I write to gratefully acknowledge the outstanding work of the Community Service Learning Program at UBC in translating the Refugee Hearing Preparation: A Guide for Refugee Claimants (“the Guide”) into Spanish.  The Guide, created by Kinbrace Community Society, is developed for refugee claimants to assist them in preparing for their hearings before the Immigration and Refugee Board of Canada-Refugee Protection Division (IRB-RPD).

The UBC Spanish classes of Professors Maria Carbonetti and Kim Beauchesne translated the updated version of the Guide during the month of March 2014 competently, quickly and efficiently.   Mr. Fernando Campos, convention refugee and former refugee claimant, and Fran Gallo, Kinbrace’s READY Tour Coordinator, thoroughly enjoyed their visits to their respective classes to introduce the work we do at Kinbrace and the experiences that led Mr. Campos to make a refugee claim in Canada.

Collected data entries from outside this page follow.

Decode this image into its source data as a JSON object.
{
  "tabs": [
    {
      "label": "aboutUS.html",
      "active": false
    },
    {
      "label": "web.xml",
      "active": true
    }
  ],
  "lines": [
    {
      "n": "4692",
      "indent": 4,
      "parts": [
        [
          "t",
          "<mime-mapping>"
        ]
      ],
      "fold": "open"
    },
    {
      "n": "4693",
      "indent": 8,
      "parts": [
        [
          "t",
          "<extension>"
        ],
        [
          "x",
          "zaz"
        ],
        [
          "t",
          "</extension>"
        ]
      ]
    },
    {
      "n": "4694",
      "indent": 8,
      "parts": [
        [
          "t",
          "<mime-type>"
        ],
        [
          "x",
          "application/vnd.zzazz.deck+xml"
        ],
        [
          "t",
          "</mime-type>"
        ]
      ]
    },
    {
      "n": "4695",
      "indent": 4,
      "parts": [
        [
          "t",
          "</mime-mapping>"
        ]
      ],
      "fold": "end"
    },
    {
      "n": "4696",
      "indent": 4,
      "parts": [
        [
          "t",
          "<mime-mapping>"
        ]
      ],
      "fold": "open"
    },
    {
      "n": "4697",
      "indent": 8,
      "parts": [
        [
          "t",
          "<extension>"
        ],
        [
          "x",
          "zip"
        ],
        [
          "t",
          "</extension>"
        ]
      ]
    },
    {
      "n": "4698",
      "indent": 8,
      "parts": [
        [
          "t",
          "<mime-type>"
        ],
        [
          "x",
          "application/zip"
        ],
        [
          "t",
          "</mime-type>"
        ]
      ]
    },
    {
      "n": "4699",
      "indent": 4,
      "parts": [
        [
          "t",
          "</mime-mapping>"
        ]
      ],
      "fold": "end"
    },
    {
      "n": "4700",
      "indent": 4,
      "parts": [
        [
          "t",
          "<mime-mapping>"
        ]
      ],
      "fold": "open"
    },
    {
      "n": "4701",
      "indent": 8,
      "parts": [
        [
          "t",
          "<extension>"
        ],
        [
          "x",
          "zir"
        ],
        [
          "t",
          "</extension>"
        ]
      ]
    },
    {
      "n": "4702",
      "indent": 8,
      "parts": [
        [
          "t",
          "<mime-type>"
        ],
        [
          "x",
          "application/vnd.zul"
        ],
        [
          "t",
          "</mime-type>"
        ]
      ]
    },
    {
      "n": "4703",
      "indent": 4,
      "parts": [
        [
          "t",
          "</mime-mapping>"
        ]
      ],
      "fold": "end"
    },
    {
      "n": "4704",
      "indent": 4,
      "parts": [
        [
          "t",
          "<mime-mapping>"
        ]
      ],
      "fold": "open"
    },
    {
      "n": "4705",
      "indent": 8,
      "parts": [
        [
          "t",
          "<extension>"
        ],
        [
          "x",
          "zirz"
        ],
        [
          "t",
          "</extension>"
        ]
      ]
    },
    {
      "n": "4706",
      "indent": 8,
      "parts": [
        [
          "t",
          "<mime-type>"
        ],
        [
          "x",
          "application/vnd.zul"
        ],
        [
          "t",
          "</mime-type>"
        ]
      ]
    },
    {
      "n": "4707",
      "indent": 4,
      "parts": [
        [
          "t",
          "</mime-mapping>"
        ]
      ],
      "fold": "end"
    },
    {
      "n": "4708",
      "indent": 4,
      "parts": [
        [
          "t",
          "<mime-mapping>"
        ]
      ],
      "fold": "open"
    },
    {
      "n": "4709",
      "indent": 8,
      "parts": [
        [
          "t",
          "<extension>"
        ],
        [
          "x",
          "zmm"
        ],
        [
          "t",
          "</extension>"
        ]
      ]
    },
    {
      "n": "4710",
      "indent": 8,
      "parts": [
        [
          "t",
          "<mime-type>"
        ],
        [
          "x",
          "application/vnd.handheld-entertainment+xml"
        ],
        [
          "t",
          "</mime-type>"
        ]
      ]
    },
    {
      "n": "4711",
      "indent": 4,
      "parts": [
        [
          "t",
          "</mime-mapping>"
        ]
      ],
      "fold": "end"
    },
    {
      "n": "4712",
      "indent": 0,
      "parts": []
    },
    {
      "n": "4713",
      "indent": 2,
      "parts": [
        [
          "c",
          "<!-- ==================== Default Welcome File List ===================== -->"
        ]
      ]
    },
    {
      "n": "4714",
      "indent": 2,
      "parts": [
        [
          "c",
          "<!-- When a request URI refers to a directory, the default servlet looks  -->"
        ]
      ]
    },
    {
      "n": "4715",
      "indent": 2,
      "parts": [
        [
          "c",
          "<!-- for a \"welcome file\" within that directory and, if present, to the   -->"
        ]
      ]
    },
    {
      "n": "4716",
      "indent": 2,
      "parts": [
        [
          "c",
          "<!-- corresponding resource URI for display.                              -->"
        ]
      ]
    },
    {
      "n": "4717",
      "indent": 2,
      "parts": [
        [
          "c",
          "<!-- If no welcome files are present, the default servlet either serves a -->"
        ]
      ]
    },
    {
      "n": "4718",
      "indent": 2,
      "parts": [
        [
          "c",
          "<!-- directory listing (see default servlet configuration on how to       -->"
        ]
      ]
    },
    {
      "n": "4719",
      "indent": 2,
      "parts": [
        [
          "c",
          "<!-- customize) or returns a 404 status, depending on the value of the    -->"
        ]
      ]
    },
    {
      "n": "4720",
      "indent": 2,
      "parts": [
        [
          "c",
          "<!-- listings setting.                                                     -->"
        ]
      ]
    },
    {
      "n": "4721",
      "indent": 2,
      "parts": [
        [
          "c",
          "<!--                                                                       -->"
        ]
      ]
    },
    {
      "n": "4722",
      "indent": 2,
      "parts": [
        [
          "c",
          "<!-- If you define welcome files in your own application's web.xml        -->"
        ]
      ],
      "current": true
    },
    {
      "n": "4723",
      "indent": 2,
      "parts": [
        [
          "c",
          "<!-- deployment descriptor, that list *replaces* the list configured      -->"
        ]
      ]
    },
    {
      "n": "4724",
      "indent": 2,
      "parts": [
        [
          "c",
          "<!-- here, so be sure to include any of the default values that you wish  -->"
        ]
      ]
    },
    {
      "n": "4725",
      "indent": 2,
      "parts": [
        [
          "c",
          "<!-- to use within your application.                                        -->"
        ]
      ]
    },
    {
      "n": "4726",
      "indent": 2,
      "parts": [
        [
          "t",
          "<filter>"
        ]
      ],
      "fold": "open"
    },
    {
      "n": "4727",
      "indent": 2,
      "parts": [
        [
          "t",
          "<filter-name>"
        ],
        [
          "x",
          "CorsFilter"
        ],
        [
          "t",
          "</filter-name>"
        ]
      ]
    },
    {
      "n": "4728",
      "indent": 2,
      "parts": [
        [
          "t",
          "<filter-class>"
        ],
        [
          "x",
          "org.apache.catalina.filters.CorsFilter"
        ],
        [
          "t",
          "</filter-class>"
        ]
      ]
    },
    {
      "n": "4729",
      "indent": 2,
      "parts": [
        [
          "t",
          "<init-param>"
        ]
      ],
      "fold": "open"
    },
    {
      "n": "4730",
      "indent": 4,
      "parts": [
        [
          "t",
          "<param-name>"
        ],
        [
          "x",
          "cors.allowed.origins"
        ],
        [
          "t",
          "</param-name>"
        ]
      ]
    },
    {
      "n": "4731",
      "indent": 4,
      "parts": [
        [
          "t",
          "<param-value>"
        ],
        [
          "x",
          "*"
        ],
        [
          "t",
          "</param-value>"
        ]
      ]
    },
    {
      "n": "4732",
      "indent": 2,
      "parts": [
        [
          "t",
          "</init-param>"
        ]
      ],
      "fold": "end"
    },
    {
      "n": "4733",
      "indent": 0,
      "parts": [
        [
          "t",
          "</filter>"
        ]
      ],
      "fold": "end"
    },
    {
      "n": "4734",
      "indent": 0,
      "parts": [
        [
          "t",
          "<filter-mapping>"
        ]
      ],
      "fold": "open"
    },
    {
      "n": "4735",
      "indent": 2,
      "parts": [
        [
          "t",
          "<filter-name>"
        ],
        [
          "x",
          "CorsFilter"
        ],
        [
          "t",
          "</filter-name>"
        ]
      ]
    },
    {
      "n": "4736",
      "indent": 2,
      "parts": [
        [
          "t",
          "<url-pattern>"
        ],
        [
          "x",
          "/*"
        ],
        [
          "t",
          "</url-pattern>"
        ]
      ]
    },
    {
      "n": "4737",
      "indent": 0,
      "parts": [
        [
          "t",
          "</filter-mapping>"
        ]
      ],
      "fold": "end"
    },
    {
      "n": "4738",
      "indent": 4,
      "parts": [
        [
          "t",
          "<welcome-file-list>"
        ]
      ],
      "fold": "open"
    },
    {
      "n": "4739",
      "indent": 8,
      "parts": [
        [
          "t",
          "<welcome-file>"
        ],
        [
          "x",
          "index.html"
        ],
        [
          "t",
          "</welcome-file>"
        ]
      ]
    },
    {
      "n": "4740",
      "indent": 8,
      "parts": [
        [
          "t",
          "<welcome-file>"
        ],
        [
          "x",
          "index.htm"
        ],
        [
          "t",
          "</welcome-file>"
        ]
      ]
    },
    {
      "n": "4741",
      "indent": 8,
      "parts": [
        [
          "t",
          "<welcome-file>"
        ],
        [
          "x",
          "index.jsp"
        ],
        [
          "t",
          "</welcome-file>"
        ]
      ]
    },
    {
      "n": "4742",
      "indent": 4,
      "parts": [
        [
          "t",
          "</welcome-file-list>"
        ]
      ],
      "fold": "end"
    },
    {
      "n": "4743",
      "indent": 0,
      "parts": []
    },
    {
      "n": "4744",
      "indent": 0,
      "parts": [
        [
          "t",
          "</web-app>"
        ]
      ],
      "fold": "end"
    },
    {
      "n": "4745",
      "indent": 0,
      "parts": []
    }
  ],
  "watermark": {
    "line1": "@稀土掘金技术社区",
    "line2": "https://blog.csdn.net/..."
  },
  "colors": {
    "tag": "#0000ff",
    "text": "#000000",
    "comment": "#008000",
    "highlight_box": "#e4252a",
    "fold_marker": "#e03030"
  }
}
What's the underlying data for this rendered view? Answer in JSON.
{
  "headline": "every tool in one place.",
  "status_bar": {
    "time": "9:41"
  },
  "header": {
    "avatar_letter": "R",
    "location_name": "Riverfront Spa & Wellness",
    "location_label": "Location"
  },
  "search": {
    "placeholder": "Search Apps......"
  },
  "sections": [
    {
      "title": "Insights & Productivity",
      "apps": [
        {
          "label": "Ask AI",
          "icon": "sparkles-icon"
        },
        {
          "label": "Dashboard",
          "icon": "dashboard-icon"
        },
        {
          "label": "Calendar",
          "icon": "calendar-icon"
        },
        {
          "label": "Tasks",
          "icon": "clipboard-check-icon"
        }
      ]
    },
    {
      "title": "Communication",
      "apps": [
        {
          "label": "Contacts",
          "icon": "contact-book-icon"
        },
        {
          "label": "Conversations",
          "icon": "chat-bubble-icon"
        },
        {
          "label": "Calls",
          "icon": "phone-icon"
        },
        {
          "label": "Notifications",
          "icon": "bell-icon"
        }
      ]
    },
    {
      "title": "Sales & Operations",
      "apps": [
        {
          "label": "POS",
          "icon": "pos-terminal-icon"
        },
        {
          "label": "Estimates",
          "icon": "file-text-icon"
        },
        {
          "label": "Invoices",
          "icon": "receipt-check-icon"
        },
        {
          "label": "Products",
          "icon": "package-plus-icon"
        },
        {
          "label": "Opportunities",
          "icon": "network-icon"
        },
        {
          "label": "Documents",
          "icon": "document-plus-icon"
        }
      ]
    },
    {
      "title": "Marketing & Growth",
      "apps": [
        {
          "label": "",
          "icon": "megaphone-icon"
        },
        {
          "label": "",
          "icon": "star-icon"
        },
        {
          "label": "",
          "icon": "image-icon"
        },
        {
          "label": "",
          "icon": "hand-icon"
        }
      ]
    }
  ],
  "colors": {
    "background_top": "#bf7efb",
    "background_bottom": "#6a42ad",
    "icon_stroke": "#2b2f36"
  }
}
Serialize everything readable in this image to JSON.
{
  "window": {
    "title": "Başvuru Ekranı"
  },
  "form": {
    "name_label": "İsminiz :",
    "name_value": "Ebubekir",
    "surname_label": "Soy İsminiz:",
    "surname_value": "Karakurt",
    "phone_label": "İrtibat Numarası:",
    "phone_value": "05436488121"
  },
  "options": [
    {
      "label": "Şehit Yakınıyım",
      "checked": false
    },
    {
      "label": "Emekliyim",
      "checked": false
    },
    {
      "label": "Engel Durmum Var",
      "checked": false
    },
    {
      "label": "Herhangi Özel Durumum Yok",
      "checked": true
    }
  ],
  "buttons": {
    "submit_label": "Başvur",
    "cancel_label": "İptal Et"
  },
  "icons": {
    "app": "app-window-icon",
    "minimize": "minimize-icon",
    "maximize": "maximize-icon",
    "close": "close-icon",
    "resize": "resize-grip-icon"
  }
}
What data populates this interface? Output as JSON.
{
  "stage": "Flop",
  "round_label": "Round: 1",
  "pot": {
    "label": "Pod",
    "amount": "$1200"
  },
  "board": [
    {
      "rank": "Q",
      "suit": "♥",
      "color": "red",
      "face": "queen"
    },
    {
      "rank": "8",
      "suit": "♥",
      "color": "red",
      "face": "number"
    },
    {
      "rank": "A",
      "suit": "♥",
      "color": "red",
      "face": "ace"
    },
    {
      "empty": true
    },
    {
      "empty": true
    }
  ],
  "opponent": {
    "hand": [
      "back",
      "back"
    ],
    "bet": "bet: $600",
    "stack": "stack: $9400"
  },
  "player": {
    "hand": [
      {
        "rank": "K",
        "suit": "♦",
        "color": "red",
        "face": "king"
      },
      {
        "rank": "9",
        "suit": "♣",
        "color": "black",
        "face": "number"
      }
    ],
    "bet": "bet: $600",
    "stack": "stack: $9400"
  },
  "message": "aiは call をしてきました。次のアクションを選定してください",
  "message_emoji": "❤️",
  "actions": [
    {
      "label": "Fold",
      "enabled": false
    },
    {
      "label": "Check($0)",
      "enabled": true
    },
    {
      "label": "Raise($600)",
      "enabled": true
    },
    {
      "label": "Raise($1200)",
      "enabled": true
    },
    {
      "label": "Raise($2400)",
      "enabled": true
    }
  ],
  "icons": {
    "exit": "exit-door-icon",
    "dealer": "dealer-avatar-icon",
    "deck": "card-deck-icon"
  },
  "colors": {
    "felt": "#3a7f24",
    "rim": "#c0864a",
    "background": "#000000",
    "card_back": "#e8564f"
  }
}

At the READY Tour, which is an orientation to the refugee hearing for refugee claimants with upcoming hearings before the IRB-RPD, Kinbrace has been distributing a transitional hearing preparation guide to refugee claimant and service provider participants, but only in English.  With this translation of the updated Guide, we will be able to provide the guide in Spanish to the native Spanish speakers that participate in the tour.  We will also make the Guide available in hard copy to community agencies that work with refugee claimants and on-line for access to the community at large.  Our previous Guide is available on Click-law and through the BC law library system.  The new Guide will also be made available to those community legal services and through our website www.kinbrace.ca

Recently Kinbrace applied for a Law Foundation of Ontario grant to make the hearing preparation guide applicable to Ontario in 9 languages.  With adjustments to the current Spanish translation of the BC Guide, the UBC students’ work will hopefully be used by refugee claimants and community advocates in Ontario soon.

Professors Carbonetti and Beauchesne are invited to the UNHCR and IRB sponsored launch of the new Guide which will take place on April 30th at the offices of the Immigration and Refugee Board.  We hope that they will join us in celebrating the publication of the Guide in English, Spanish, Simplified Chinese, and Arabic.  Following that event, the Guide will be advertised to community agencies throughout the province and distributed to refugee claimants and the agencies that service them.

It was a pleasure collaborating with Professors Carbonetti and Beauchesne and their students.  The Community Service Learning program is an amazing initiative that allows students to apply their newly learned skills to assist vulnerable members of the community.  I express a sincere thank-you to UBC for this innovative and generous initiative.